Rischia così di rallentare – e non poco – l’inchiesta romana che più ha tenuto banco nelle ultime settimane, quella sulla “Bisteccheria d’Italia”, il ristorante di carne in zona Colli Albani a Roma che Delmastro, uomo di punta di Fratelli d’Italia, ha aperto nel 2025 (cedendo in fretta e furia le quote a fine febbraio scorso) insieme a Miriam Caroccia, figlia di Mauro Caroccia. Quest’ultimo, il 19 febbraio 2026, è stato condannato in via definitiva per intestazione fittizia con l’aggravante del metodo mafioso per essere stato, in precedenza, il prestanome del clan di camorra romana capeggiata dal boss Michele Senese, detto “O’ Pazz”. Quando i pm romani – come ha raccontato in Commissione Antimafia lo stesso Lo Voi – monitorando le evoluzioni societarie dei Caroccia, si sono imbattuti nella società “Le 5 Forchette srl”, quella a cui è riferibile il ristorante, hanno aperto un fascicolo per riciclaggio e intestazione fittizia aggravati dal metodo mafioso nei confronti dei soli Mauro e Miriam Caroccia. Inchiesta che vede estranei l’altra metà dell’azienda, composta da Delmastro e dagli altri ex soci piemontesi coinvolti dall’ex sottosegretario, l’ex vicepresidente della Regione Piemonte, Elena Chiorino, i politici biellesi di FdI, Cristiano Franceschini e Davide Zappalà e l’imprenditrice Donatella Pelle.

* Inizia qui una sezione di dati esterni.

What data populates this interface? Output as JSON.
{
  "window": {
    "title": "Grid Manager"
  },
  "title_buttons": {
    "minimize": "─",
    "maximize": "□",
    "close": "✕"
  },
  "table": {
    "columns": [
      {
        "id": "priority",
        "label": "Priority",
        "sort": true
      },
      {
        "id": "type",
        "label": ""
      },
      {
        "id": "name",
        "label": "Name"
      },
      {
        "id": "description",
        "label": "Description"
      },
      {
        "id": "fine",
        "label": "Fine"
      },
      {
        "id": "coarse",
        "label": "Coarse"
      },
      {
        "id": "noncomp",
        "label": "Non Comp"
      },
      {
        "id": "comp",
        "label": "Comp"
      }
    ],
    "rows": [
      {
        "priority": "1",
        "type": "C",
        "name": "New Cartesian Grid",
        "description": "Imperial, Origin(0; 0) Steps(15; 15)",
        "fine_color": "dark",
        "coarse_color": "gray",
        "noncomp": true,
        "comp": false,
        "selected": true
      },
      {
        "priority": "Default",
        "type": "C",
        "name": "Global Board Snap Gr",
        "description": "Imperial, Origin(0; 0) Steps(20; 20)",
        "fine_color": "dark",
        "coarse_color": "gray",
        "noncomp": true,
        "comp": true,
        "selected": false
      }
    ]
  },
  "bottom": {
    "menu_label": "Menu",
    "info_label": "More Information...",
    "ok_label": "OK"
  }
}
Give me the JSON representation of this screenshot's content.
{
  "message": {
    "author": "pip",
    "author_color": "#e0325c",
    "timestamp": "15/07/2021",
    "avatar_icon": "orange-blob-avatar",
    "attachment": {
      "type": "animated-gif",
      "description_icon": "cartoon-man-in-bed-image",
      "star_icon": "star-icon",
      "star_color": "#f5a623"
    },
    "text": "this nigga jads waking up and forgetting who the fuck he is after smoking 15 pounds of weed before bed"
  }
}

Il telefono di Mauro Caroccia è stato sequestrato dalla Finanza il 2 aprile scorso. Era custodito dalla moglie del ristoratore, Barbara Tritoni. I pm si sono trovati davanti al bivio procedurale quando il 9 aprile successivo la donna è stata ascoltata proprio come testimone. Tritoni in quell’occasione ha raccontato agli investigatori l’esistenza di una chat chiamata “Le 5 Forchette”, in cui i soci – con Mauro al posto di Miriam – parlavano della “gestione attiva del ristorante, delle decisioni sulle forniture e del resto della vita imprenditoriale”, è il senso delle parole affidate dalla donna a chi indaga.
Che fare? Il pronunciamento della Consulta sul caso Renzi-Open è chiaro: quelle chat sono considerate “corrispondenza” e senza l’ok della Giunta per le autorizzazioni del Senato dovrebbero addirittura essere distrutte. Così ai pm si prospettano diverse strade. La prima è proseguire l’inchiesta senza toccare il telefono di Caroccia. La seconda è ovviamente chiedere l’autorizzazione a procedere. Nel caso venisse negata, a seconda della risposta si potrebbe valutare comunque di utilizzare quelle chat qualora emergessero aspetti relativi a persone terze.
Quella sulla Bisteccheria d’Italia non è l’unica inchiesta su cui la Procura di Roma potrebbe dover passare dal Senato.
Il 24 marzo sempre la Guardia di Finanza di Roma ha sequestrato i device di 16 tra imprenditori, alti ufficiali e funzionari pubblici, nell’ambito di un’inchiesta su un presunto giro di corruzione tra organismi della Difesa e aziende partecipate. Tra loro Antonio Spalletta, uomo d’affari, accusato di aver interceduto “presso organi di vertice delle Istituzioni” caldeggiando la promozione di un ufficiale di aeronautica. Nelle informative si fa il nome dell’ex sottosegretario e deputato di Forza Italia, Giorgio Mulè, che non è in alcun modo indagato. In questo caso i pm non sanno con certezza se nei dispositivi di Spalletta si imbatteranno in “corrispondenza” con il forzista o altri politici, dunque possono procedere ad analizzarli. Ma nel caso (probabile) in cui dovessero trovarla, si porrà esattamente lo stesso problema della vicenda Caroccia-Delmastro.